All of us meditate on something throughout the day; we just may or may not do it with intention. When we are tempted to let our thoughts rule us, we can practice biblical meditation by being deliberate with our thoughts and direct them on the things of the Lord. Instead of getting lost in pain, we can set our minds on the promises of God.
The New Testament gives numerous instructions on how to direct our thoughts, but the word meditate is not often used.
“Set your minds on things above, not on earthly things. For you died, and your life is now hidden with Christ in God. When Christ, who is your life, appears, then you also will appear with him in glory.” (Col 3:2-4)
“The mind governed by the flesh is death, but the mind governed by the Spirit is life and peace. The mind governed by the flesh is hostile to God; it does not submit to God’s law, nor can it do so. Those who are in the realm of the flesh cannot please God.” (Rom 6:6-8)
- Start and end your day with the Word.
If we read the Word in the morning, it’s easy for it to slip out of our thoughts over the course of the day. Schedules and demands squeeze those Bible verses from us. If this is an issue you face, as you crawl into bed at the end of the day, ask yourself what you read in the Bible that morning.
- Do something with the Word.
But if we do something with what we read, it helps keep God’s word at the forefront of our thoughts. Essentially, whether you do correlative study with a Bible passage, make a craft with verses, or make a song from a verse, doing something with the words helps you hold on to them. And if you can remember them, then you can meditate on them.
- Talk about God’s word.
If we are regularly talking about God’s word, we will meditate on God’s word. And if we are talking and thinking about God’s word, we will be more able to obey God’s word. And if we are obeying God’s word, our lives are more positioned for His blessings!
Whether you start diligently studying Scripture using word tools, stick post-it notes with Bible verses all over your house, or memorize whole chapters, get your mind soaked with Scripture! You will be blessed when you do!

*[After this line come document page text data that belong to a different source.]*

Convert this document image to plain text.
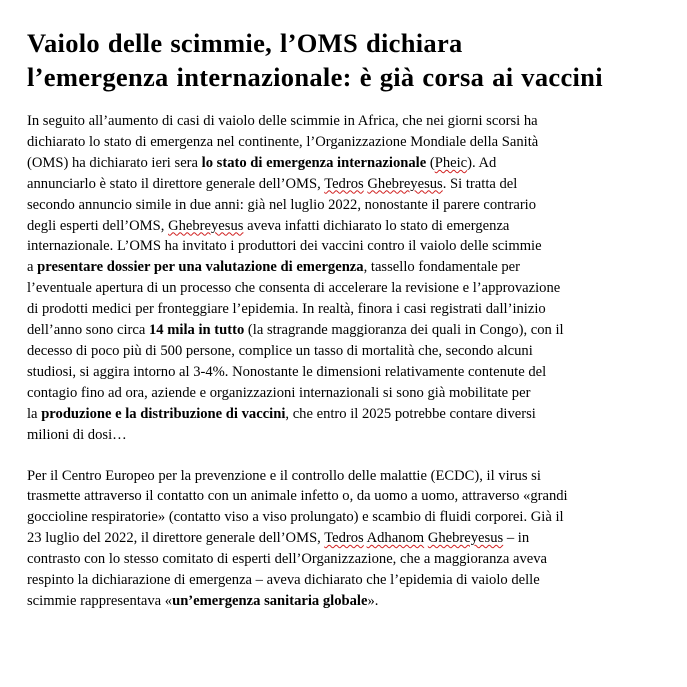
Vaiolo delle scimmie, l’OMS dichiara
l’emergenza internazionale: è già corsa ai vaccini
In seguito all’aumento di casi di vaiolo delle scimmie in Africa, che nei giorni scorsi ha
dichiarato lo stato di emergenza nel continente, l’Organizzazione Mondiale della Sanità
(OMS) ha dichiarato ieri sera lo stato di emergenza internazionale (Pheic). Ad
annunciarlo è stato il direttore generale dell’OMS, Tedros Ghebreyesus. Si tratta del
secondo annuncio simile in due anni: già nel luglio 2022, nonostante il parere contrario
degli esperti dell’OMS, Ghebreyesus aveva infatti dichiarato lo stato di emergenza
internazionale. L’OMS ha invitato i produttori dei vaccini contro il vaiolo delle scimmie
a presentare dossier per una valutazione di emergenza, tassello fondamentale per
l’eventuale apertura di un processo che consenta di accelerare la revisione e l’approvazione
di prodotti medici per fronteggiare l’epidemia. In realtà, finora i casi registrati dall’inizio
dell’anno sono circa 14 mila in tutto (la stragrande maggioranza dei quali in Congo), con il
decesso di poco più di 500 persone, complice un tasso di mortalità che, secondo alcuni
studiosi, si aggira intorno al 3-4%. Nonostante le dimensioni relativamente contenute del
contagio fino ad ora, aziende e organizzazioni internazionali si sono già mobilitate per
la produzione e la distribuzione di vaccini, che entro il 2025 potrebbe contare diversi
milioni di dosi…
Per il Centro Europeo per la prevenzione e il controllo delle malattie (ECDC), il virus si
trasmette attraverso il contatto con un animale infetto o, da uomo a uomo, attraverso «grandi
goccioline respiratorie» (contatto viso a viso prolungato) e scambio di fluidi corporei. Già il
23 luglio del 2022, il direttore generale dell’OMS, Tedros Adhanom Ghebreyesus – in
contrasto con lo stesso comitato di esperti dell’Organizzazione, che a maggioranza aveva
respinto la dichiarazione di emergenza – aveva dichiarato che l’epidemia di vaiolo delle
scimmie rappresentava «un’emergenza sanitaria globale».
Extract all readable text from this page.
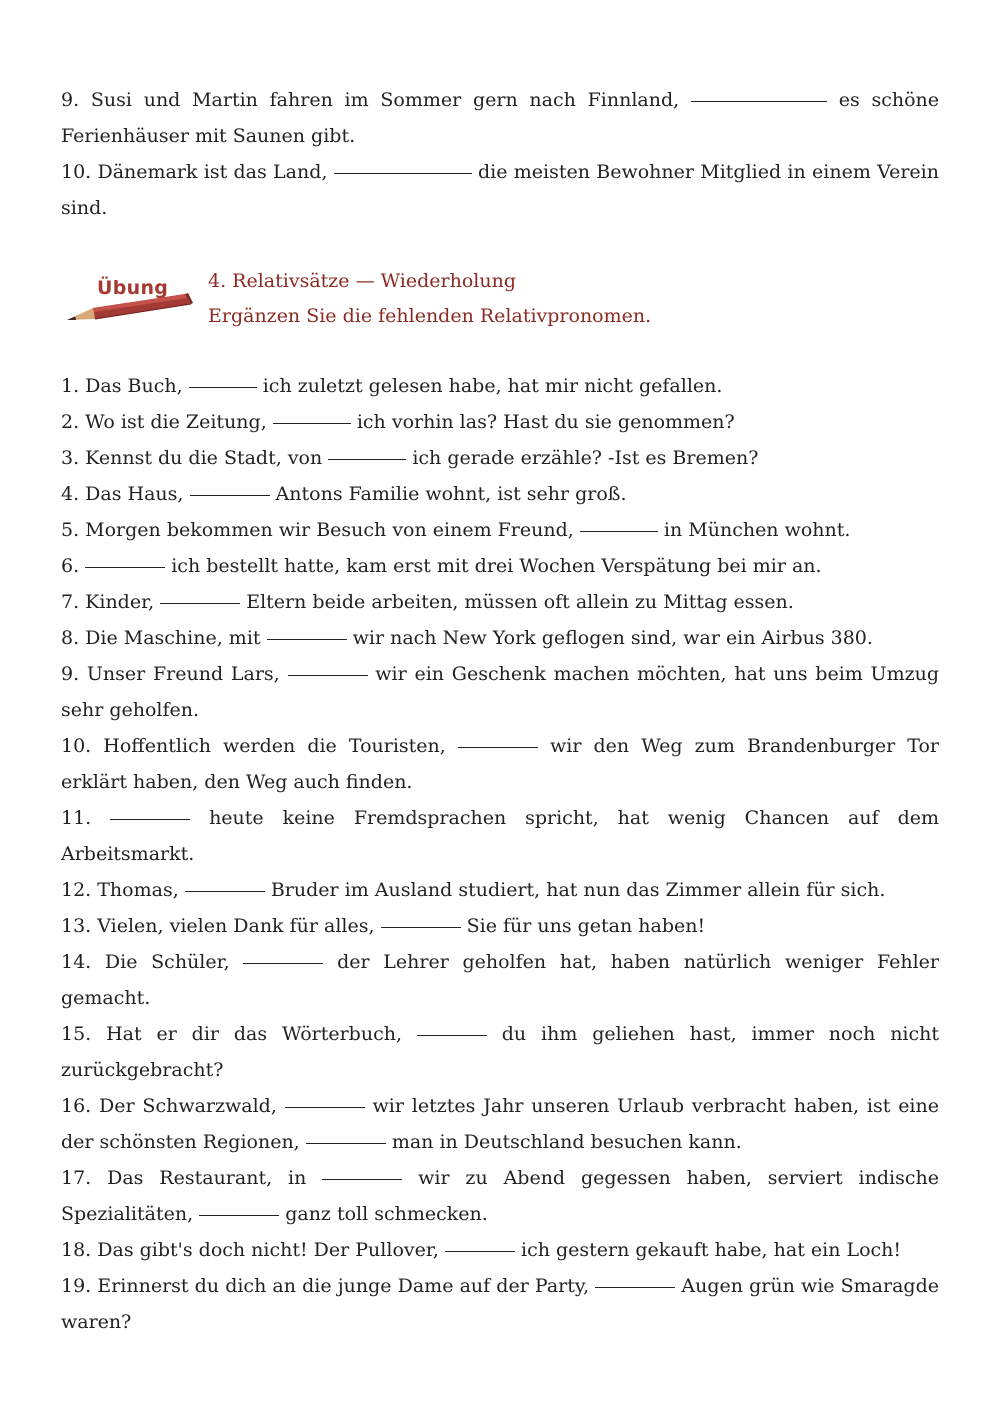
9. Susi und Martin fahren im Sommer gern nach Finnland,	es schöne Ferienhäuser mit Saunen gibt.

10. Dänemark ist das Land,	die meisten Bewohner Mitglied in einem Verein sind.

Übung 4. Relativsätze — Wiederholung
Ergänzen Sie die fehlenden Relativpronomen.

1. Das Buch,	ich zuletzt gelesen habe, hat mir nicht gefallen.

2. Wo ist die Zeitung,	ich vorhin las? Hast du sie genommen?

3. Kennst du die Stadt, von	ich gerade erzähle? -Ist es Bremen?

4. Das Haus,	Antons Familie wohnt, ist sehr groß.

5. Morgen bekommen wir Besuch von einem Freund,	in München wohnt.

6.	ich bestellt hatte, kam erst mit drei Wochen Verspätung bei mir an.

7. Kinder,	Eltern beide arbeiten, müssen oft allein zu Mittag essen.

8. Die Maschine, mit	wir nach New York geflogen sind, war ein Airbus 380.

9. Unser Freund Lars,	wir ein Geschenk machen möchten, hat uns beim Umzug sehr geholfen.

10. Hoffentlich werden die Touristen,	wir den Weg zum Brandenburger Tor erklärt haben, den Weg auch finden.

11.	heute keine Fremdsprachen spricht, hat wenig Chancen auf dem Arbeitsmarkt.

12. Thomas,	Bruder im Ausland studiert, hat nun das Zimmer allein für sich.

13. Vielen, vielen Dank für alles,	Sie für uns getan haben!

14. Die Schüler,	der Lehrer geholfen hat, haben natürlich weniger Fehler gemacht.

15. Hat er dir das Wörterbuch,	du ihm geliehen hast, immer noch nicht zurückgebracht?

16. Der Schwarzwald,	wir letztes Jahr unseren Urlaub verbracht haben, ist eine der schönsten Regionen,	man in Deutschland besuchen kann.

17. Das Restaurant, in	wir zu Abend gegessen haben, serviert indische Spezialitäten,	ganz toll schmecken.

18. Das gibt's doch nicht! Der Pullover,	ich gestern gekauft habe, hat ein Loch!

19. Erinnerst du dich an die junge Dame auf der Party,	Augen grün wie Smaragde waren?
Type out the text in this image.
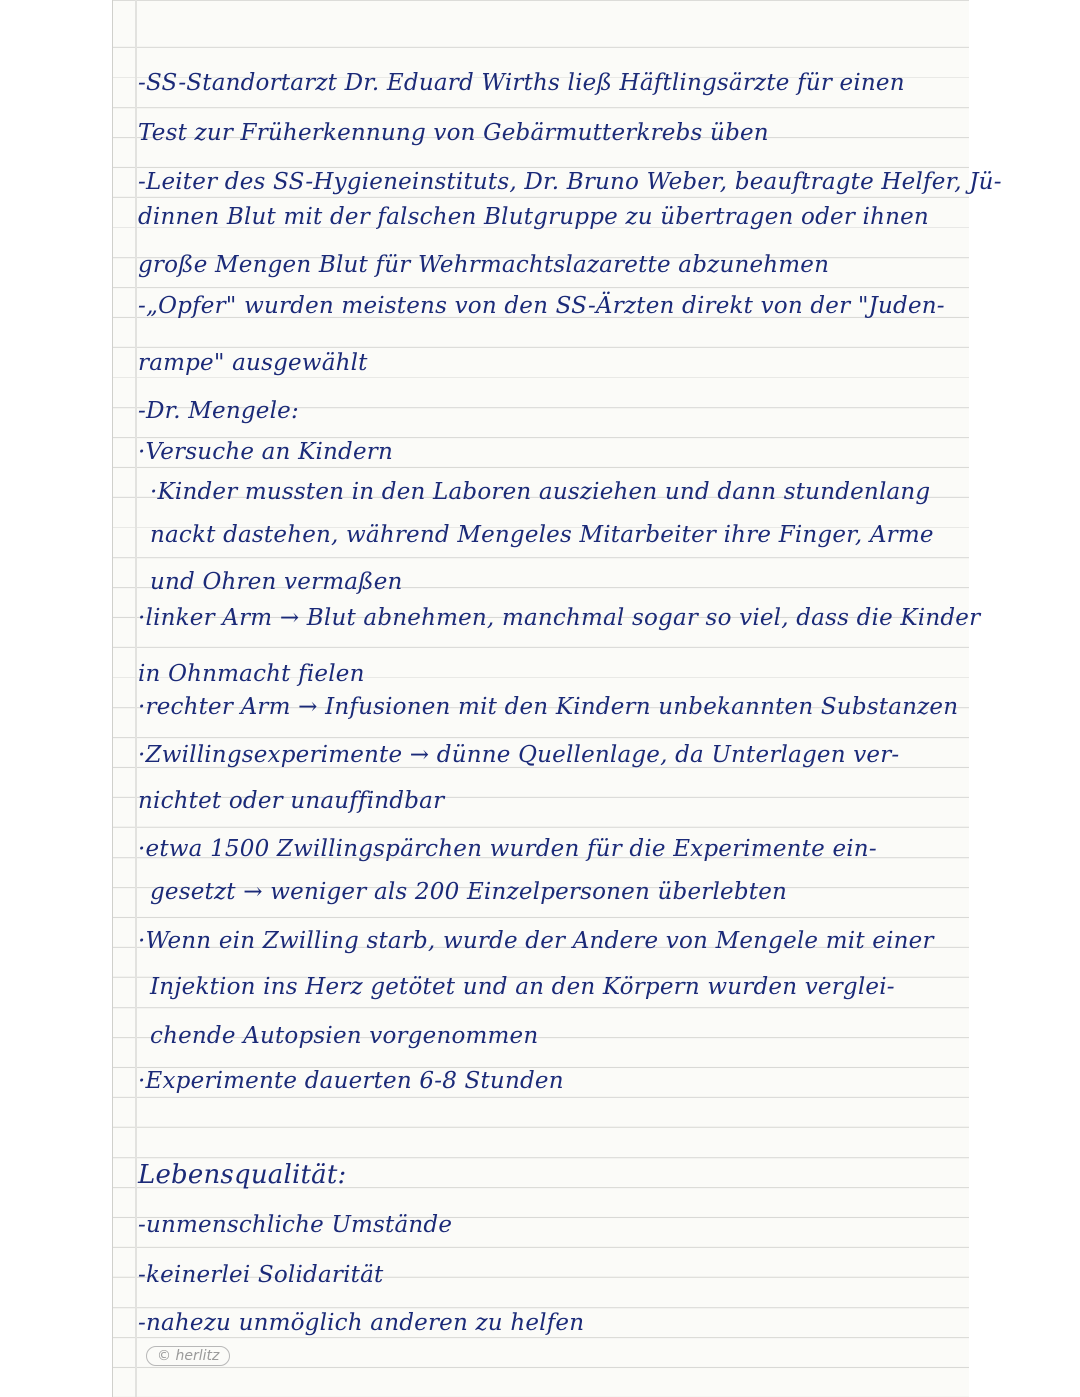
-SS-Standortarzt Dr. Eduard Wirths ließ Häftlingsärzte für einen
Test zur Früherkennung von Gebärmutterkrebs üben
-Leiter des SS-Hygieneinstituts, Dr. Bruno Weber, beauftragte Helfer, Jü-
dinnen Blut mit der falschen Blutgruppe zu übertragen oder ihnen
große Mengen Blut für Wehrmachtslazarette abzunehmen
-„Opfer" wurden meistens von den SS-Ärzten direkt von der "Juden-
rampe" ausgewählt
-Dr. Mengele:
·Versuche an Kindern
·Kinder mussten in den Laboren ausziehen und dann stundenlang
nackt dastehen, während Mengeles Mitarbeiter ihre Finger, Arme
und Ohren vermaßen
·linker Arm → Blut abnehmen, manchmal sogar so viel, dass die Kinder
in Ohnmacht fielen
·rechter Arm → Infusionen mit den Kindern unbekannten Substanzen
·Zwillingsexperimente → dünne Quellenlage, da Unterlagen ver-
nichtet oder unauffindbar
·etwa 1500 Zwillingspärchen wurden für die Experimente ein-
gesetzt → weniger als 200 Einzelpersonen überlebten
·Wenn ein Zwilling starb, wurde der Andere von Mengele mit einer
Injektion ins Herz getötet und an den Körpern wurden verglei-
chende Autopsien vorgenommen
·Experimente dauerten 6-8 Stunden
Lebensqualität:
-unmenschliche Umstände
-keinerlei Solidarität
-nahezu unmöglich anderen zu helfen
© herlitz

“ The healthy Christian has a sense of God’s presence stamped deep on his soul….trembles at God’s Word….lets it dwell in him richly by constant meditation upon it, and tests and reforms his life daily in response to it. “ – J. I Packer
Chapter 12 Questions
- Pages 89-90, Bill Thrasher tells a story that occurred between himself and a student. Bill stated that his memory of Ephesians 1:15-23 was “ the basis of my intercession for him “ Has there been a time when the Lord triggered your memory of Scripture to intercede for someone ?
- Page 90 , Bill Thrasher gives his definition on meditation. For Christians what is meditation to look like…..and what is it not ?
- The author gave this chapter the title “ Experiencing True Prosperity “. Why did he call it that ? What is “true prosperity according to the writer ?
- Pages 92-93, Bill Thrasher writes “ For the last 30 plus years I have found it helpful to begin my day by systematically reading the Bible and giving God the opportunity to direct my attentions to certain truths. These truths become the springboard to begin speaking to the Lord. “ Share if you have done this or is this something new that might become a pattern for you ?
- Share a statement or paragraph that gave you a new thought or insight from the chapter 12 or from the notes.